Mi padre sostiene que hoy por hoy los profesores tienen que ser más que docentes, unos provocadores. Bueno, en las charlas TEDx hubo unos cuantos provocadores que sin proponérselo, hicieron algo de docencia. Uno siempre está enseñando lo que necesita aprender: TEDx nos permite escuchar esas diferentes maneras que tienen otras personas para entender la vida, pero también nos enseña a perderle el miedo a nuestros propios miedos.

Hay ideas que incomodan y otras que movilizan.

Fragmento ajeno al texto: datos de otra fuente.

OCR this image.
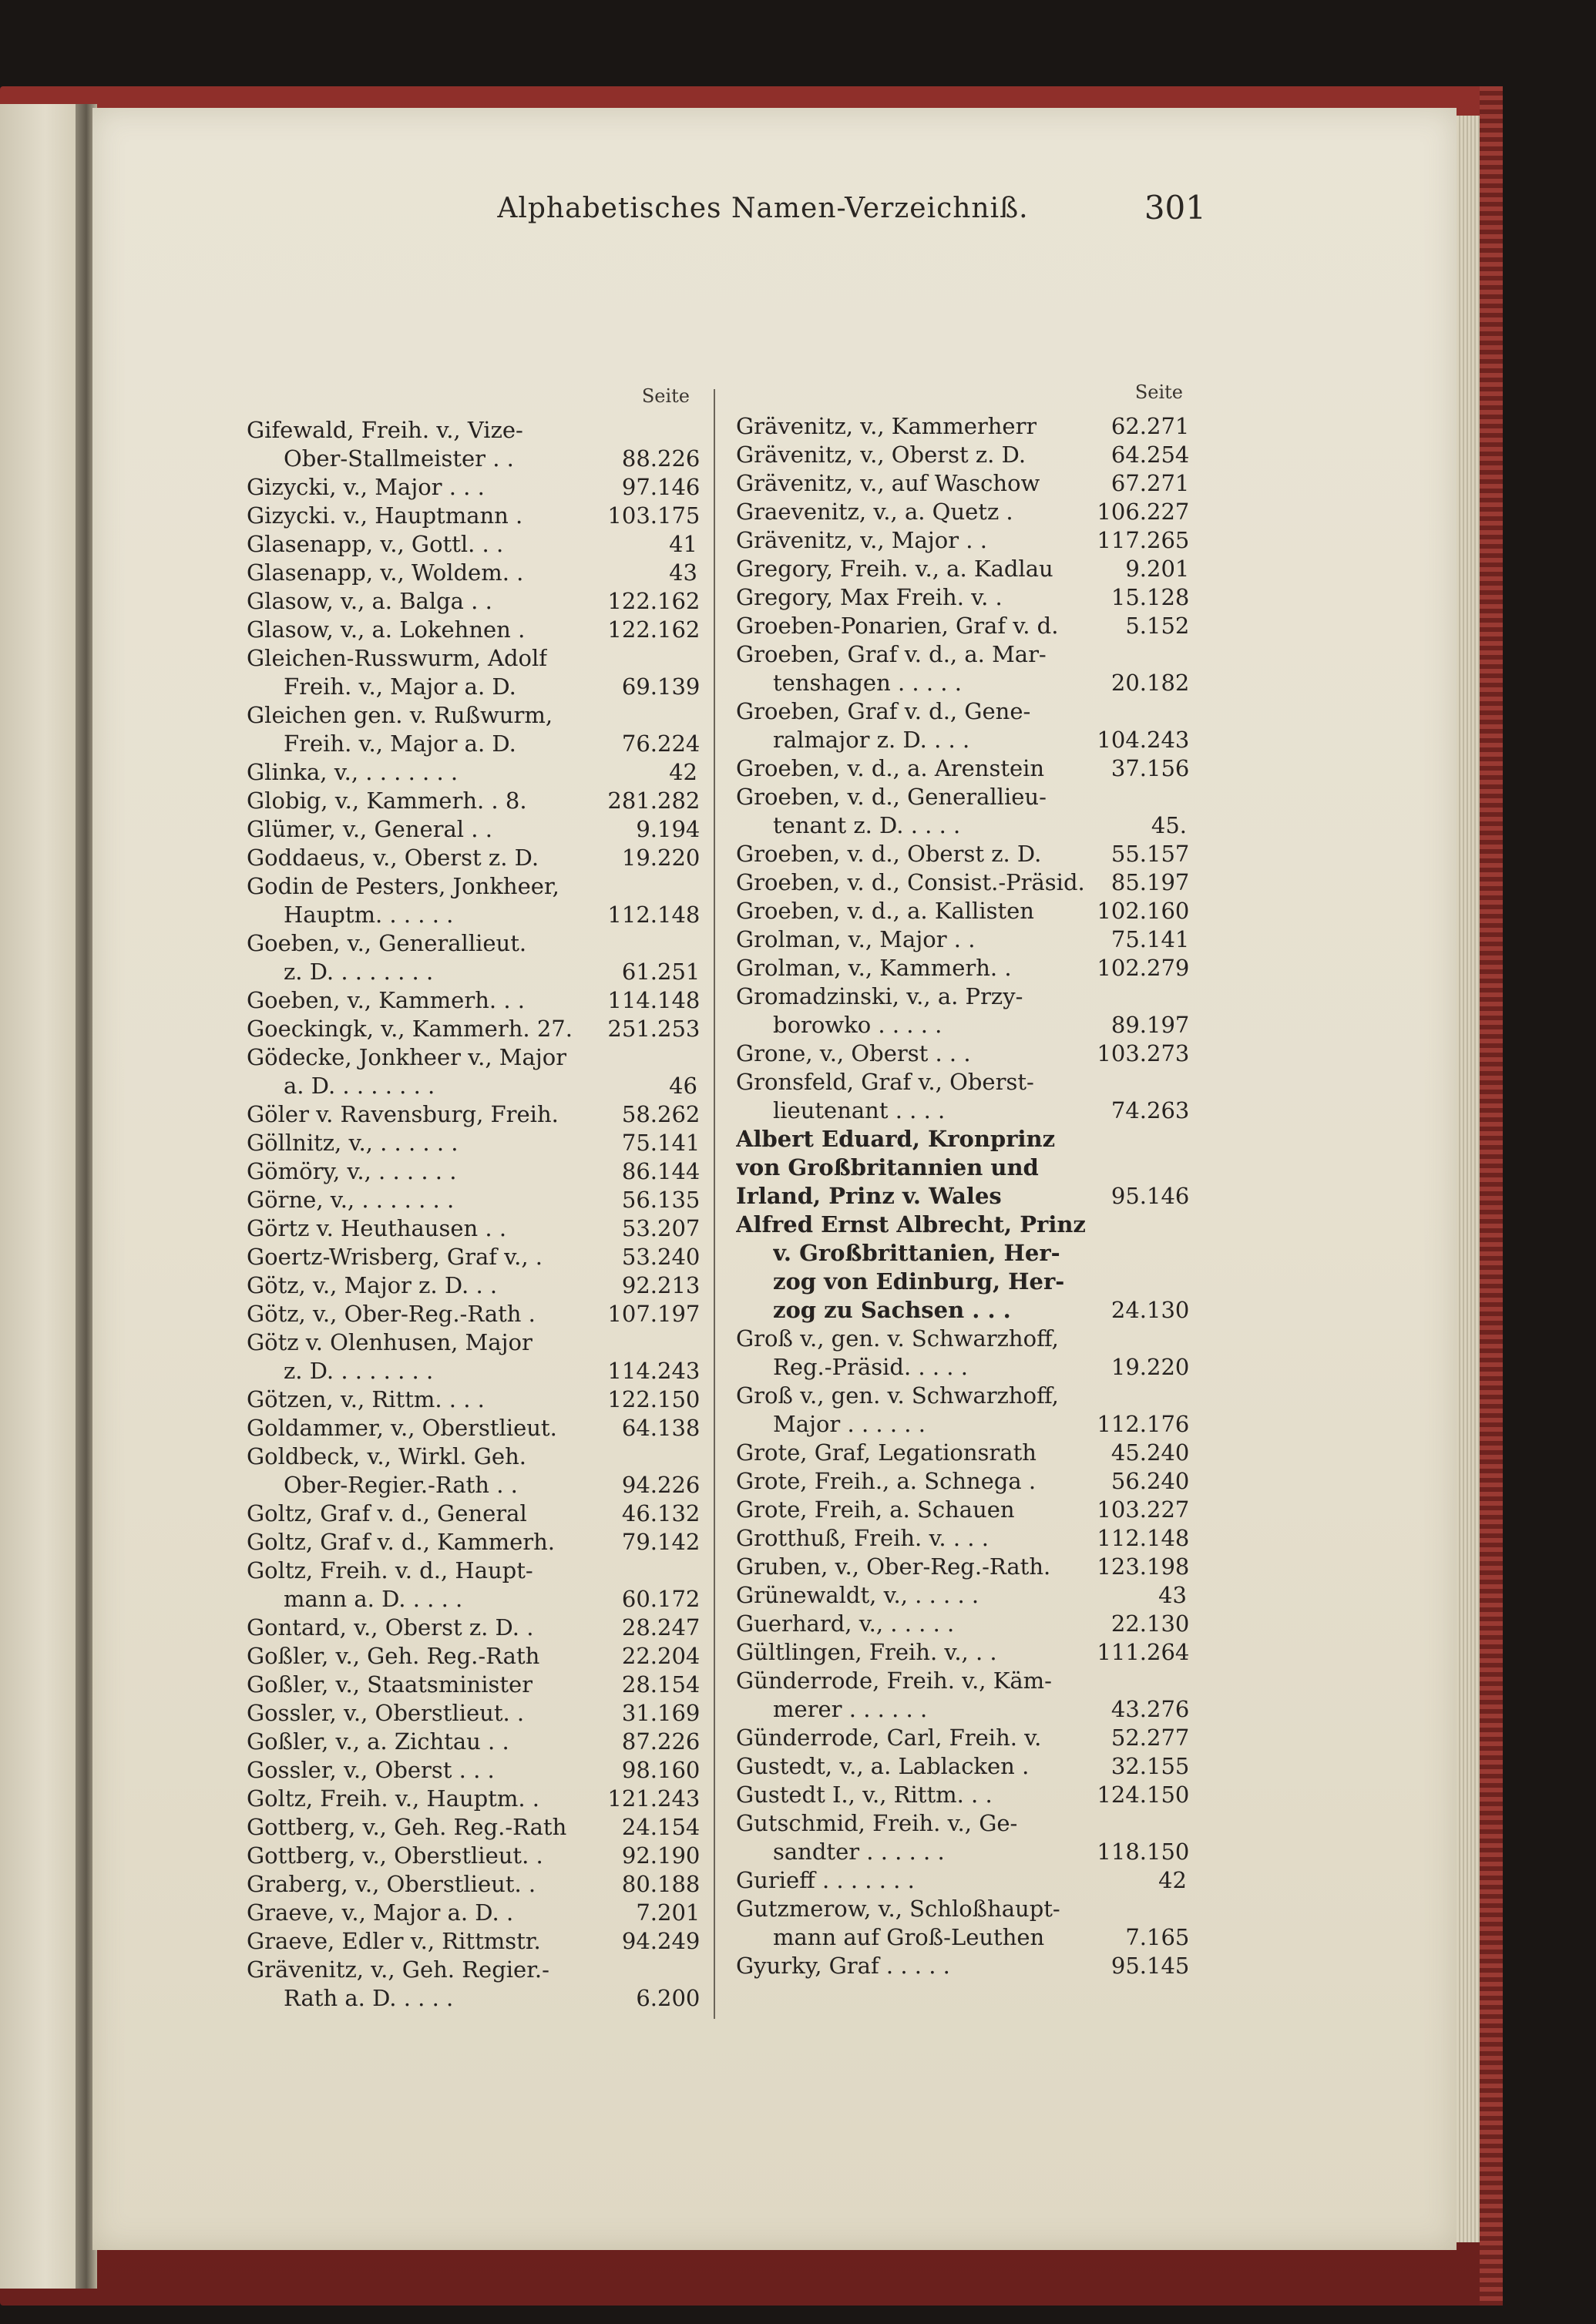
Alphabetisches Namen-Verzeichniß.	301
Seite	Seite
Gifewald, Freih. v., Vize-
Ober-Stallmeister . .	88. 226
Gizycki, v., Major . . .	97. 146
Gizycki. v., Hauptmann .	103. 175
Glasenapp, v., Gottl. . .	41
Glasenapp, v., Woldem. .	43
Glasow, v., a. Balga . .	122. 162
Glasow, v., a. Lokehnen .	122. 162
Gleichen-Russwurm, Adolf
Freih. v., Major a. D.	69. 139
Gleichen gen. v. Rußwurm,
Freih. v., Major a. D.	76. 224
Glinka, v., . . . . . . .	42
Globig, v., Kammerh. . 8.	281. 282
Glümer, v., General . .	9. 194
Goddaeus, v., Oberst z. D.	19. 220
Godin de Pesters, Jonkheer,
Hauptm. . . . . .	112. 148
Goeben, v., Generallieut.
z. D. . . . . . . .	61. 251
Goeben, v., Kammerh. . .	114. 148
Goeckingk, v., Kammerh. 27.	251. 253
Gödecke, Jonkheer v., Major
a. D. . . . . . . .	46
Göler v. Ravensburg, Freih.	58. 262
Göllnitz, v., . . . . . .	75. 141
Gömöry, v., . . . . . .	86. 144
Görne, v., . . . . . . .	56. 135
Görtz v. Heuthausen . .	53. 207
Goertz-Wrisberg, Graf v., .	53. 240
Götz, v., Major z. D. . .	92. 213
Götz, v., Ober-Reg.-Rath .	107. 197
Götz v. Olenhusen, Major
z. D. . . . . . . .	114. 243
Götzen, v., Rittm. . . .	122. 150
Goldammer, v., Oberstlieut.	64. 138
Goldbeck, v., Wirkl. Geh.
Ober-Regier.-Rath . .	94. 226
Goltz, Graf v. d., General	46. 132
Goltz, Graf v. d., Kammerh.	79. 142
Goltz, Freih. v. d., Haupt-
mann a. D. . . . .	60. 172
Gontard, v., Oberst z. D. .	28. 247
Goßler, v., Geh. Reg.-Rath	22. 204
Goßler, v., Staatsminister	28. 154
Gossler, v., Oberstlieut. .	31. 169
Goßler, v., a. Zichtau . .	87. 226
Gossler, v., Oberst . . .	98. 160
Goltz, Freih. v., Hauptm. .	121. 243
Gottberg, v., Geh. Reg.-Rath	24. 154
Gottberg, v., Oberstlieut. .	92. 190
Graberg, v., Oberstlieut. .	80. 188
Graeve, v., Major a. D. .	7. 201
Graeve, Edler v., Rittmstr.	94. 249
Grävenitz, v., Geh. Regier.-
Rath a. D. . . . .	6. 200
Grävenitz, v., Kammerherr	62. 271
Grävenitz, v., Oberst z. D.	64. 254
Grävenitz, v., auf Waschow	67. 271
Graevenitz, v., a. Quetz .	106. 227
Grävenitz, v., Major . .	117. 265
Gregory, Freih. v., a. Kadlau	9. 201
Gregory, Max Freih. v. .	15. 128
Groeben-Ponarien, Graf v. d.	5. 152
Groeben, Graf v. d., a. Mar-
tenshagen . . . . .	20. 182
Groeben, Graf v. d., Gene-
ralmajor z. D. . . .	104. 243
Groeben, v. d., a. Arenstein	37. 156
Groeben, v. d., Generallieu-
tenant z. D. . . . .	45.
Groeben, v. d., Oberst z. D.	55. 157
Groeben, v. d., Consist.-Präsid.	85. 197
Groeben, v. d., a. Kallisten	102. 160
Grolman, v., Major . .	75. 141
Grolman, v., Kammerh. .	102. 279
Gromadzinski, v., a. Przy-
borowko . . . . .	89. 197
Grone, v., Oberst . . .	103. 273
Gronsfeld, Graf v., Oberst-
lieutenant . . . .	74. 263
Albert Eduard, Kronprinz
von Großbritannien und
Irland, Prinz v. Wales	95. 146
Alfred Ernst Albrecht, Prinz
v. Großbrittanien, Her-
zog von Edinburg, Her-
zog zu Sachsen . . .	24. 130
Groß v., gen. v. Schwarzhoff,
Reg.-Präsid. . . . .	19. 220
Groß v., gen. v. Schwarzhoff,
Major . . . . . .	112. 176
Grote, Graf, Legationsrath	45. 240
Grote, Freih., a. Schnega .	56. 240
Grote, Freih, a. Schauen	103. 227
Grotthuß, Freih. v. . . .	112. 148
Gruben, v., Ober-Reg.-Rath.	123. 198
Grünewaldt, v., . . . . .	43
Guerhard, v., . . . . .	22. 130
Gültlingen, Freih. v., . .	111. 264
Günderrode, Freih. v., Käm-
merer . . . . . .	43. 276
Günderrode, Carl, Freih. v.	52. 277
Gustedt, v., a. Lablacken .	32. 155
Gustedt I., v., Rittm. . .	124. 150
Gutschmid, Freih. v., Ge-
sandter . . . . . .	118. 150
Gurieff . . . . . . .	42
Gutzmerow, v., Schloßhaupt-
mann auf Groß-Leuthen	7. 165
Gyurky, Graf . . . . .	95. 145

Hay ideas que nos quieren adormecer, pero tenemos ideas para enfrentarlas y decirles que preferimos ideas que nos hagan soñar. Tenemos ideas para creer. Tenemos ideas para crear. Crear de por sí es creer. Podemos reaccionar entonces ante el miedo, resolviendo nuestros conflictos con estas ideas que pueden cambiar los estándares de la sociedad. El miedo no es tonto. Pero, lamentablemente, hay tontos que aún tienen miedo.